The six people arrested Tuesday are accused of under-reporting their incomes over a period of several years to collect public-assistance benefits they weren't entitled to receive.
Authorities "allege that the defendants misrepresented their income, declaring amounts that were low enough to receive the program's benefits, when in fact their income was too high to qualify," according to a joint statement from Ocean County (N.J.) Prosecutor Joe Coronato and New Jersey Comptroller Phillip James Degnan. The families "received income from numerous sources that they failed to disclose on required program applications."
On Monday, a prominent rabbi, Zalmen Sorotzkin, who runs the synagogue Congregation Lutzk and businesses linked to the synagogue, was arrested. The others arrested Monday included, Sorotzkin's wife, Tzipporah; his brother and sister-in-law Mordechai and Rachel Sorotzkin; Mordechai and Jocheved Breskin; and Shimon and Yocheved Nussbaum. Mordechai and Rachel Sorotzkin and the Nussbaums face federal charges in U.S. District Court.

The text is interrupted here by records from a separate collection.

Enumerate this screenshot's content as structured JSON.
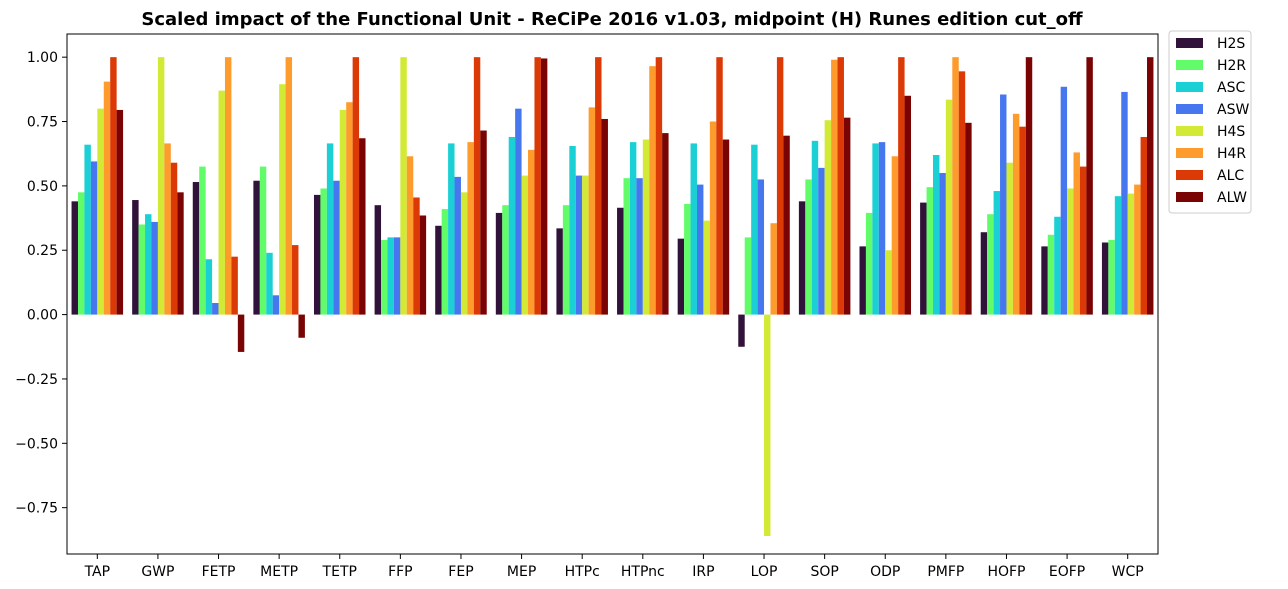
{
  "chart_data": {
    "type": "bar",
    "title": "Scaled impact of the Functional Unit - ReCiPe 2016 v1.03, midpoint (H) Runes edition cut_off",
    "xlabel": "",
    "ylabel": "",
    "ylim": [
      -0.93,
      1.09
    ],
    "yticks": [
      "1.00",
      "0.75",
      "0.50",
      "0.25",
      "0.00",
      "−0.25",
      "−0.50",
      "−0.75"
    ],
    "yticks_values": [
      1.0,
      0.75,
      0.5,
      0.25,
      0.0,
      -0.25,
      -0.5,
      -0.75
    ],
    "grid": false,
    "legend_position": "outside-top-right",
    "categories": [
      "TAP",
      "GWP",
      "FETP",
      "METP",
      "TETP",
      "FFP",
      "FEP",
      "MEP",
      "HTPc",
      "HTPnc",
      "IRP",
      "LOP",
      "SOP",
      "ODP",
      "PMFP",
      "HOFP",
      "EOFP",
      "WCP"
    ],
    "series": [
      {
        "name": "H2S",
        "color": "#30123b",
        "values": [
          0.44,
          0.445,
          0.515,
          0.52,
          0.465,
          0.425,
          0.345,
          0.395,
          0.335,
          0.415,
          0.295,
          -0.125,
          0.44,
          0.265,
          0.435,
          0.32,
          0.265,
          0.28
        ]
      },
      {
        "name": "H2R",
        "color": "#62fc6b",
        "values": [
          0.475,
          0.35,
          0.575,
          0.575,
          0.49,
          0.29,
          0.41,
          0.425,
          0.425,
          0.53,
          0.43,
          0.3,
          0.525,
          0.395,
          0.495,
          0.39,
          0.31,
          0.29
        ]
      },
      {
        "name": "ASC",
        "color": "#1bd0d5",
        "values": [
          0.66,
          0.39,
          0.215,
          0.24,
          0.665,
          0.3,
          0.665,
          0.69,
          0.655,
          0.67,
          0.665,
          0.66,
          0.675,
          0.665,
          0.62,
          0.48,
          0.38,
          0.46
        ]
      },
      {
        "name": "ASW",
        "color": "#4777ef",
        "values": [
          0.595,
          0.36,
          0.045,
          0.075,
          0.52,
          0.3,
          0.535,
          0.8,
          0.54,
          0.53,
          0.505,
          0.525,
          0.57,
          0.67,
          0.55,
          0.855,
          0.885,
          0.865
        ]
      },
      {
        "name": "H4S",
        "color": "#d2e935",
        "values": [
          0.8,
          1.0,
          0.87,
          0.895,
          0.795,
          1.0,
          0.475,
          0.54,
          0.54,
          0.68,
          0.365,
          -0.86,
          0.755,
          0.25,
          0.835,
          0.59,
          0.49,
          0.47
        ]
      },
      {
        "name": "H4R",
        "color": "#fe9b2d",
        "values": [
          0.905,
          0.665,
          1.0,
          1.0,
          0.825,
          0.615,
          0.67,
          0.64,
          0.805,
          0.965,
          0.75,
          0.355,
          0.99,
          0.615,
          1.0,
          0.78,
          0.63,
          0.505
        ]
      },
      {
        "name": "ALC",
        "color": "#db3a07",
        "values": [
          1.0,
          0.59,
          0.225,
          0.27,
          1.0,
          0.455,
          1.0,
          1.0,
          1.0,
          1.0,
          1.0,
          1.0,
          1.0,
          1.0,
          0.945,
          0.73,
          0.575,
          0.69
        ]
      },
      {
        "name": "ALW",
        "color": "#7a0403",
        "values": [
          0.795,
          0.475,
          -0.145,
          -0.09,
          0.685,
          0.385,
          0.715,
          0.995,
          0.76,
          0.705,
          0.68,
          0.695,
          0.765,
          0.85,
          0.745,
          1.0,
          1.0,
          1.0
        ]
      }
    ]
  }
}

"Financial assistance programs are designed to alleviate family hardships for those truly in need," Coronato said in a statement Monday. "My office gave clear guidance and notice to the Lakewood community in 2015 of what is considered financial abuse of these programs.
"Those who choose to ignore those warnings by seeking to illegally profit on the backs of taxpayers will pay the punitive price of their actions."

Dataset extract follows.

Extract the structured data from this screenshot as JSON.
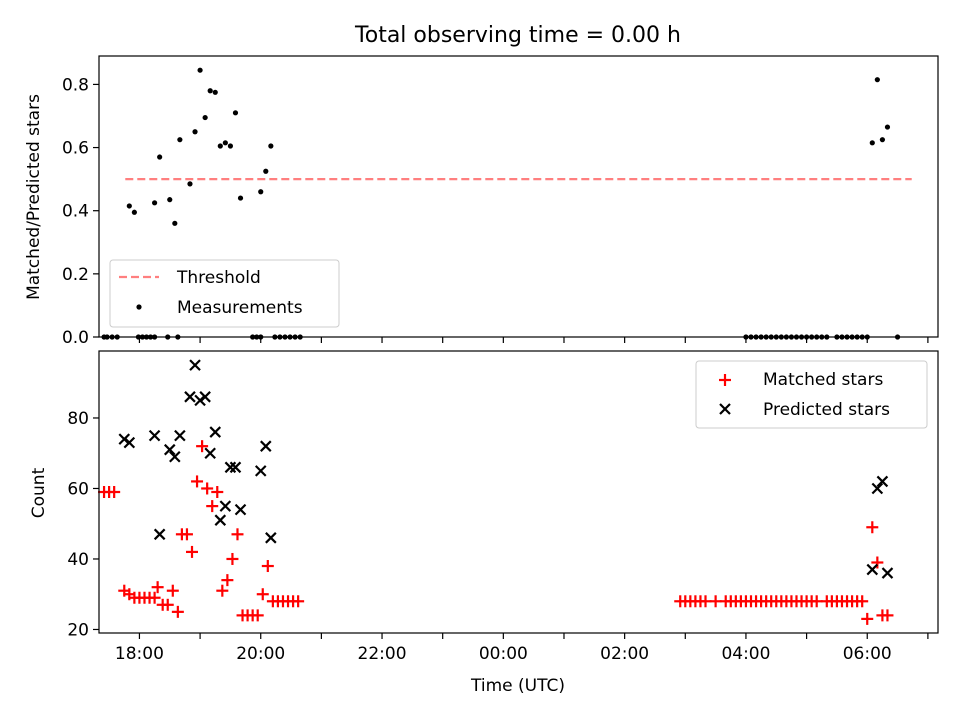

Duvi Honig, the CEO of the Lakewood-based Orthodox Jewish Chamber of Commerce, said that thousands of Jewish families in the town need the public assistance to get by and that some people are tempted to take more than they need.

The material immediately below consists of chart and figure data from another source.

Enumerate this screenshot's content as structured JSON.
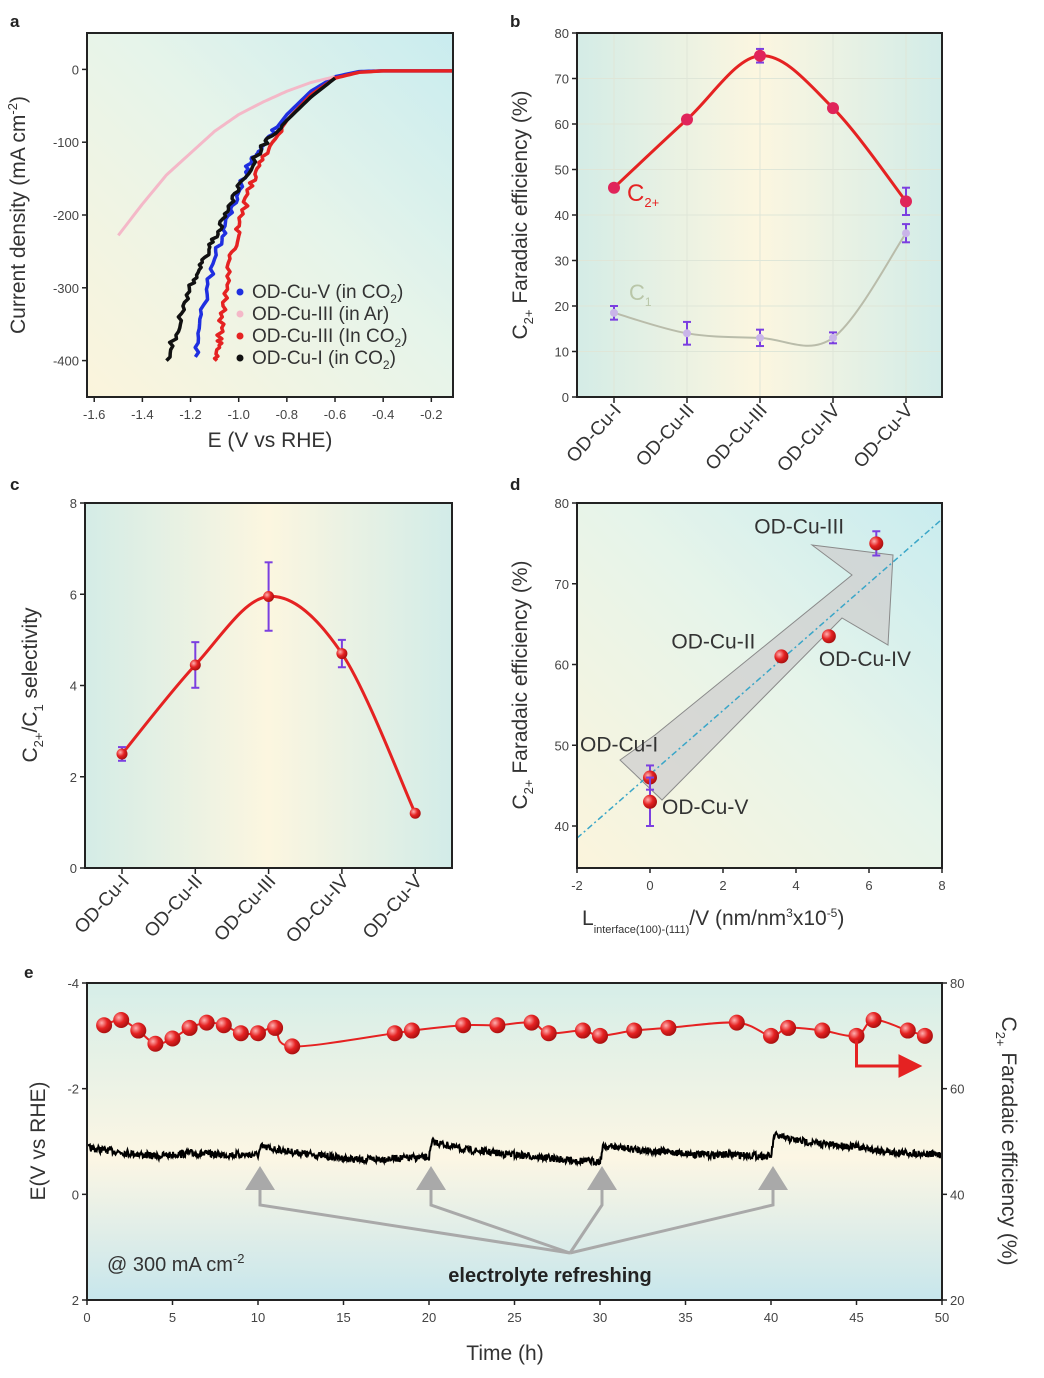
{
  "chart_data": [
    {
      "panel": "a",
      "type": "line",
      "xlabel": "E (V vs RHE)",
      "ylabel": "Current density (mA cm",
      "ylabel_sup": "-2",
      "ylabel_end": ")",
      "xlim": [
        -1.63,
        -0.11
      ],
      "ylim": [
        -450,
        50
      ],
      "xticks": [
        -1.6,
        -1.4,
        -1.2,
        -1.0,
        -0.8,
        -0.6,
        -0.4,
        -0.2
      ],
      "xtick_labels": [
        "-1.6",
        "-1.4",
        "-1.2",
        "-1.0",
        "-0.8",
        "-0.6",
        "-0.4",
        "-0.2"
      ],
      "yticks": [
        0,
        -100,
        -200,
        -300,
        -400
      ],
      "ytick_labels": [
        "0",
        "-100",
        "-200",
        "-300",
        "-400"
      ],
      "legend_position": "bottom-right",
      "series": [
        {
          "name": "OD-Cu-V (in CO2)",
          "name_main": "OD-Cu-V (in CO",
          "name_sub": "2",
          "name_end": ")",
          "color": "#1f2fe0",
          "x": [
            -0.11,
            -0.4,
            -0.5,
            -0.6,
            -0.7,
            -0.8,
            -0.9,
            -0.95,
            -1.0,
            -1.05,
            -1.1,
            -1.15,
            -1.18
          ],
          "y": [
            -2,
            -2,
            -3,
            -10,
            -30,
            -62,
            -105,
            -125,
            -165,
            -210,
            -260,
            -330,
            -395
          ]
        },
        {
          "name": "OD-Cu-III (in Ar)",
          "name_main": "OD-Cu-III (in Ar)",
          "name_sub": "",
          "name_end": "",
          "color": "#f4b8c8",
          "x": [
            -0.6,
            -0.7,
            -0.8,
            -0.9,
            -1.0,
            -1.1,
            -1.2,
            -1.3,
            -1.4,
            -1.5
          ],
          "y": [
            -10,
            -18,
            -30,
            -45,
            -62,
            -85,
            -115,
            -145,
            -185,
            -228
          ]
        },
        {
          "name": "OD-Cu-III (In CO2)",
          "name_main": "OD-Cu-III (In CO",
          "name_sub": "2",
          "name_end": ")",
          "color": "#e52222",
          "x": [
            -0.11,
            -0.4,
            -0.5,
            -0.6,
            -0.7,
            -0.8,
            -0.9,
            -0.95,
            -1.0,
            -1.03,
            -1.06,
            -1.08,
            -1.09
          ],
          "y": [
            -2,
            -2,
            -4,
            -12,
            -35,
            -70,
            -120,
            -160,
            -215,
            -260,
            -320,
            -370,
            -400
          ]
        },
        {
          "name": "OD-Cu-I (in CO2)",
          "name_main": "OD-Cu-I (in CO",
          "name_sub": "2",
          "name_end": ")",
          "color": "#111111",
          "x": [
            -0.6,
            -0.7,
            -0.8,
            -0.9,
            -1.0,
            -1.05,
            -1.1,
            -1.15,
            -1.2,
            -1.25,
            -1.3
          ],
          "y": [
            -12,
            -38,
            -70,
            -105,
            -160,
            -195,
            -230,
            -265,
            -300,
            -350,
            -400
          ]
        }
      ]
    },
    {
      "panel": "b",
      "type": "line",
      "categories": [
        "OD-Cu-I",
        "OD-Cu-II",
        "OD-Cu-III",
        "OD-Cu-IV",
        "OD-Cu-V"
      ],
      "ylabel_parts": [
        "C",
        "2+",
        " Faradaic efficiency (%)"
      ],
      "ylim": [
        0,
        80
      ],
      "yticks": [
        0,
        10,
        20,
        30,
        40,
        50,
        60,
        70,
        80
      ],
      "ytick_labels": [
        "0",
        "10",
        "20",
        "30",
        "40",
        "50",
        "60",
        "70",
        "80"
      ],
      "grid": true,
      "series": [
        {
          "name_main": "C",
          "name_sub": "2+",
          "color": "#e52222",
          "values": [
            46,
            61,
            75,
            63.5,
            43
          ],
          "errors": [
            0.8,
            0.8,
            1.5,
            0.8,
            3
          ]
        },
        {
          "name_main": "C",
          "name_sub": "1",
          "color": "#b9bcaa",
          "values": [
            18.5,
            14,
            13,
            13,
            36
          ],
          "errors": [
            1.5,
            2.5,
            1.8,
            1.2,
            2
          ]
        }
      ]
    },
    {
      "panel": "c",
      "type": "line",
      "categories": [
        "OD-Cu-I",
        "OD-Cu-II",
        "OD-Cu-III",
        "OD-Cu-IV",
        "OD-Cu-V"
      ],
      "ylabel_parts": [
        "C",
        "2+",
        "/C",
        "1",
        " selectivity"
      ],
      "ylim": [
        0,
        8
      ],
      "yticks": [
        0,
        2,
        4,
        6,
        8
      ],
      "ytick_labels": [
        "0",
        "2",
        "4",
        "6",
        "8"
      ],
      "series": [
        {
          "color": "#e52222",
          "values": [
            2.5,
            4.45,
            5.95,
            4.7,
            1.2
          ],
          "errors": [
            0.15,
            0.5,
            0.75,
            0.3,
            0.05
          ]
        }
      ]
    },
    {
      "panel": "d",
      "type": "scatter",
      "xlabel_parts": [
        "L",
        "interface(100)-(111)",
        "/V (nm/nm",
        "3",
        "x10",
        "-5",
        ")"
      ],
      "ylabel_parts": [
        "C",
        "2+",
        " Faradaic efficiency (%)"
      ],
      "xlim": [
        -2,
        8
      ],
      "ylim": [
        34.8,
        80
      ],
      "xticks": [
        -2,
        0,
        2,
        4,
        6,
        8
      ],
      "xtick_labels": [
        "-2",
        "0",
        "2",
        "4",
        "6",
        "8"
      ],
      "yticks": [
        40,
        50,
        60,
        70,
        80
      ],
      "ytick_labels": [
        "40",
        "50",
        "60",
        "70",
        "80"
      ],
      "points": [
        {
          "label": "OD-Cu-I",
          "x": 0,
          "y": 46,
          "error": 1.5
        },
        {
          "label": "OD-Cu-V",
          "x": 0,
          "y": 43,
          "error": 3
        },
        {
          "label": "OD-Cu-II",
          "x": 3.6,
          "y": 61,
          "error": 0.5
        },
        {
          "label": "OD-Cu-IV",
          "x": 4.9,
          "y": 63.5,
          "error": 0.5
        },
        {
          "label": "OD-Cu-III",
          "x": 6.2,
          "y": 75,
          "error": 1.5
        }
      ],
      "fit_line": {
        "x": [
          -2,
          8
        ],
        "y": [
          38.5,
          78
        ],
        "color": "#3aa6c8"
      }
    },
    {
      "panel": "e",
      "type": "line",
      "xlabel": "Time (h)",
      "ylabel_left": "E(V vs RHE)",
      "ylabel_right_parts": [
        "C",
        "2+",
        " Faradaic efficiency (%)"
      ],
      "xlim": [
        0,
        50
      ],
      "ylim_left": [
        2,
        -4
      ],
      "ylim_right": [
        20,
        80
      ],
      "xticks": [
        0,
        5,
        10,
        15,
        20,
        25,
        30,
        35,
        40,
        45,
        50
      ],
      "xtick_labels": [
        "0",
        "5",
        "10",
        "15",
        "20",
        "25",
        "30",
        "35",
        "40",
        "45",
        "50"
      ],
      "yticks_left": [
        -4,
        -2,
        0,
        2
      ],
      "ytick_labels_left": [
        "-4",
        "-2",
        "0",
        "2"
      ],
      "yticks_right": [
        80,
        60,
        40,
        20
      ],
      "ytick_labels_right": [
        "80",
        "60",
        "40",
        "20"
      ],
      "annotation_current": "@ 300 mA cm",
      "annotation_current_sup": "-2",
      "annotation_refresh": "electrolyte refreshing",
      "refresh_times": [
        10,
        20,
        30,
        40
      ],
      "potential": {
        "color": "#000000",
        "t": [
          0,
          2,
          4,
          6,
          8,
          10,
          10.2,
          12,
          14,
          16,
          18,
          20,
          20.2,
          22,
          24,
          26,
          28,
          30,
          30.2,
          32,
          34,
          36,
          38,
          40,
          40.2,
          41,
          43,
          45,
          47,
          50
        ],
        "E": [
          -0.88,
          -0.8,
          -0.72,
          -0.78,
          -0.75,
          -0.75,
          -0.9,
          -0.8,
          -0.72,
          -0.65,
          -0.68,
          -0.7,
          -1.0,
          -0.85,
          -0.78,
          -0.72,
          -0.65,
          -0.62,
          -0.92,
          -0.85,
          -0.8,
          -0.75,
          -0.75,
          -0.72,
          -1.12,
          -1.05,
          -0.95,
          -0.9,
          -0.8,
          -0.75
        ]
      },
      "fe": {
        "color": "#e52222",
        "t": [
          1,
          2,
          3,
          4,
          5,
          6,
          7,
          8,
          9,
          10,
          11,
          12,
          18,
          19,
          22,
          24,
          26,
          27,
          29,
          30,
          32,
          34,
          38,
          40,
          41,
          43,
          45,
          46,
          48,
          49
        ],
        "values": [
          72,
          73,
          71,
          68.5,
          69.5,
          71.5,
          72.5,
          72,
          70.5,
          70.5,
          71.5,
          68,
          70.5,
          71,
          72,
          72,
          72.5,
          70.5,
          71,
          70,
          71,
          71.5,
          72.5,
          70,
          71.5,
          71,
          70,
          73,
          71,
          70
        ]
      }
    }
  ],
  "panel_labels": [
    "a",
    "b",
    "c",
    "d",
    "e"
  ]
}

"The pressure of the community overhead — especially the (cost of) private schooling — is unsustainable," he said about the Jewish community. "People are forced to find ways to bend the system."
The Breskins are charged with second-degree theft by deception for allegedly collecting $585,662 in public assistance benefits they weren't entitled to, the prosecutor said in the statement.
Zalmen and Tzipporah Sorotzkin face the same charges for allegedly collecting $338,642 in Medicaid, food stamps, Section 8 housing subsidies and Supplemental Security Income, according to the prosecutor's office.
Edward Bertucio, attorney for Zalmen and Tzipporah Sorotzkin said his clients were "innocent" but declined to comment specifically on the case.
The Nussbaums allegedly under-reported their incomes and failed to disclose money they received from a number of companies in order to collect Medicaid, Section 8 housing assistance and food stamps between 2011 and 2014, according to a federal complaint signed by FBI Special Agent Michael Farina.
In that time, the Nussbaums allegedly collected $178,762 in public assistance they weren't entitled to get.
The complaint against Mordechai and Rachel Sorotzkin accuses them of also under-reporting their incomes to collect Medicaid. Rachel Sorotzkin allegedly failed to report $1.5 million she received from a limited liability company when signing up for public assistance.
In the complaint, Farina wrote that Mordechai and Rachel Sorotzkin received more than $96,000 in Medicaid funds they shouldn't have claimed.
The Nussbaums and Mordechai and Rachel Sorotzkin face separate counts of conspiring to steal government funds, according to a statement from the U.S. Attorney's office. The conspiracy counts each carry a maximum potential penalty of up to five years in prison and a $250,000 fine, or twice the gain from the offense.
Fred Zemel, the attorney for Rachel Sorotzkin, said "everything's going to work out" and all the defendants "will be vindicated."
The investigation into the alleged public-assistance fraud began around three years ago and now comprises a variety of federal and state law enforcement agencies. The FBI, the Social Security Administration, the New Jersey Treasury Department, the state comptroller's Medicaid Fraud Division and the Ocean County Prosecutor's Office all have been investigating.